Storm nodded. “Precisely. Until there’s a Mystra again, he matters more than any other mortal alive in the world.” She grinned. “A role he’s used to, I’m afraid.”

“Is that why he’s so insufferable, so often?”

Storm chuckled, gave Rune a twinkling smile, and murmured, “I’ve met worse. Most old wizards are far worse.” She sipped at a ladleful of stew, nodded her approval, and announced, “It’s ready. Your cup?”

Rune held out her battered belt mug. “So we’ll be walking all the way to Myth Drannor as the Bard of Shadowdale and her sidekick, the lowly mask dancer from Suzail? It’s early in Marpenoth, yes, but snow could come any day.”

“Unlikely this year, but yes, it could. And yes, we’ll be walking, unless you’d prefer a disguise. Yet we are the decoys, and I must warn you that my magic isn’t much. My disguises run more to costumes and smudged faces and mimicry than magic.”

“No, I’ve no particular trouble being myself,” Rune informed her dryly. “Seeing as myself has a good chance of persuading a certain Lord Delcastle to accompany me.

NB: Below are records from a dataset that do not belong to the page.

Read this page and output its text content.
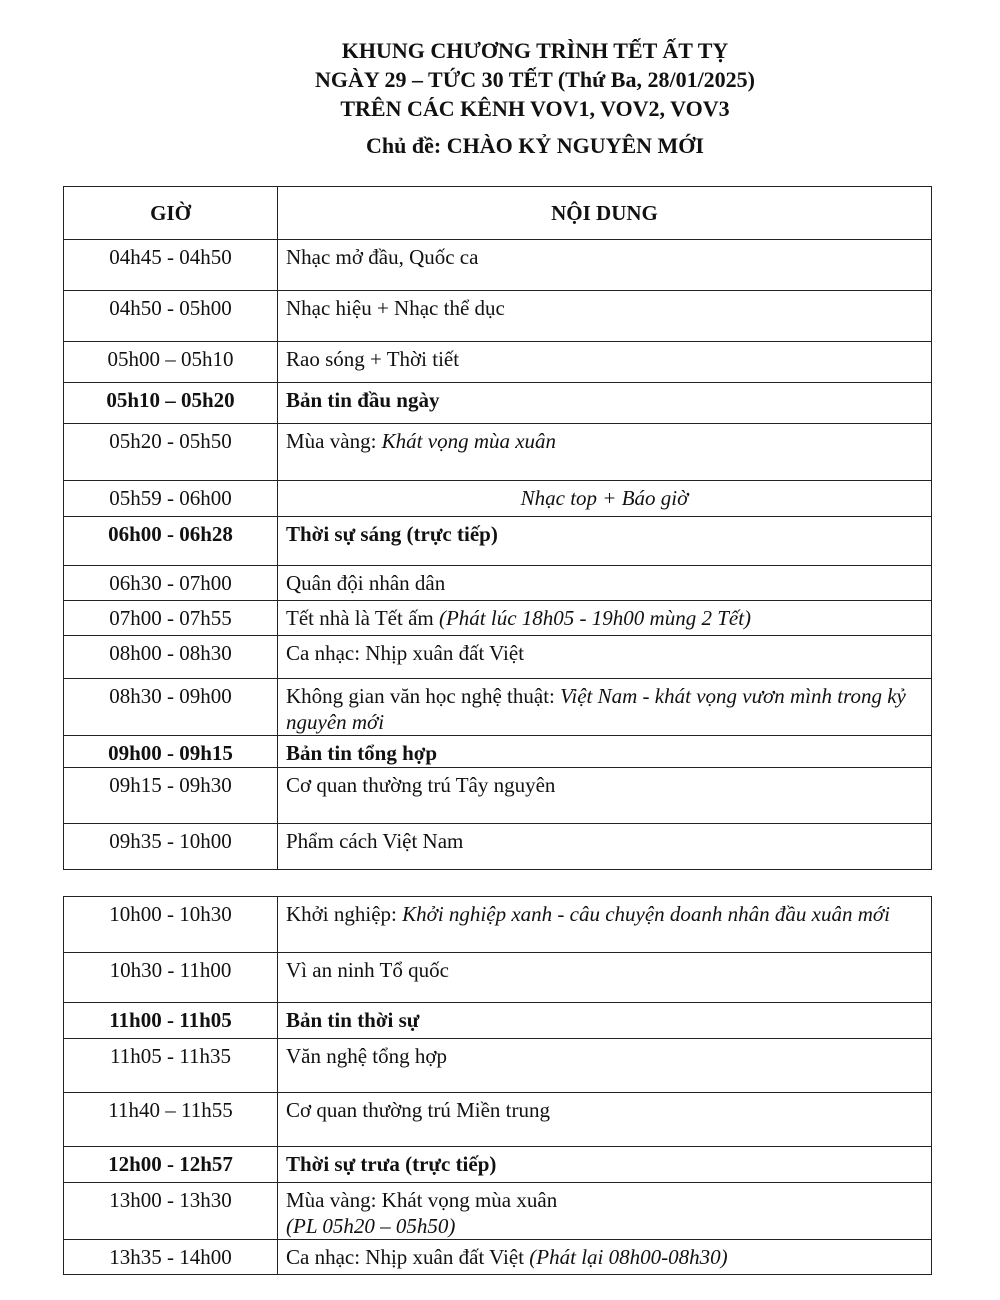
KHUNG CHƯƠNG TRÌNH TẾT ẤT TỴ
NGÀY 29 – TỨC 30 TẾT (Thứ Ba, 28/01/2025)
TRÊN CÁC KÊNH VOV1, VOV2, VOV3
Chủ đề: CHÀO KỶ NGUYÊN MỚI
GIỜ	NỘI DUNG
04h45 - 04h50	Nhạc mở đầu, Quốc ca
04h50 - 05h00	Nhạc hiệu + Nhạc thể dục
05h00 – 05h10	Rao sóng + Thời tiết
05h10 – 05h20	Bản tin đầu ngày
05h20 - 05h50	Mùa vàng: Khát vọng mùa xuân
05h59 - 06h00	Nhạc top + Báo giờ
06h00 - 06h28	Thời sự sáng (trực tiếp)
06h30 - 07h00	Quân đội nhân dân
07h00 - 07h55	Tết nhà là Tết ấm (Phát lúc 18h05 - 19h00 mùng 2 Tết)
08h00 - 08h30	Ca nhạc: Nhịp xuân đất Việt
08h30 - 09h00	Không gian văn học nghệ thuật: Việt Nam - khát vọng vươn mình trong kỷ nguyên mới
09h00 - 09h15	Bản tin tổng hợp
09h15 - 09h30	Cơ quan thường trú Tây nguyên
09h35 - 10h00	Phẩm cách Việt Nam
10h00 - 10h30	Khởi nghiệp: Khởi nghiệp xanh - câu chuyện doanh nhân đầu xuân mới
10h30 - 11h00	Vì an ninh Tổ quốc
11h00 - 11h05	Bản tin thời sự
11h05 - 11h35	Văn nghệ tổng hợp
11h40 – 11h55	Cơ quan thường trú Miền trung
12h00 - 12h57	Thời sự trưa (trực tiếp)
13h00 - 13h30	Mùa vàng: Khát vọng mùa xuân
(PL 05h20 – 05h50)
13h35 - 14h00	Ca nhạc: Nhịp xuân đất Việt (Phát lại 08h00-08h30)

If you can spare the time for us to detour and visit him.”

Storm gave Rune a wide grin along with her full and steaming mug. “We can indeed, and he’ll be right welcome. His sword will come in useful, his arms will make you happier, and I wouldn’t mind a bath and a good bed in Suzail for a night, before we all troop off to die.”

Rune stopped with the too-hot mug close enough to her lips to sip from, and asked quietly, “You mean that, don’t you?”

Storm sighed. “I hope not. But yes, I fear I do.”

In a dark and deserted wardrobe chamber in Candlekeep, full of winter cloaks, high boots upturned on angled racks, scarves hanging on pegs, and shelves upon shelves of caps and gloves, a deeper darkness drifted oh, so slowly, coalescing into a pool of shadow. A pool that rose to stand like a man, shook itself, peered cautiously around the room to make sure it was empty of monks, and then coughed.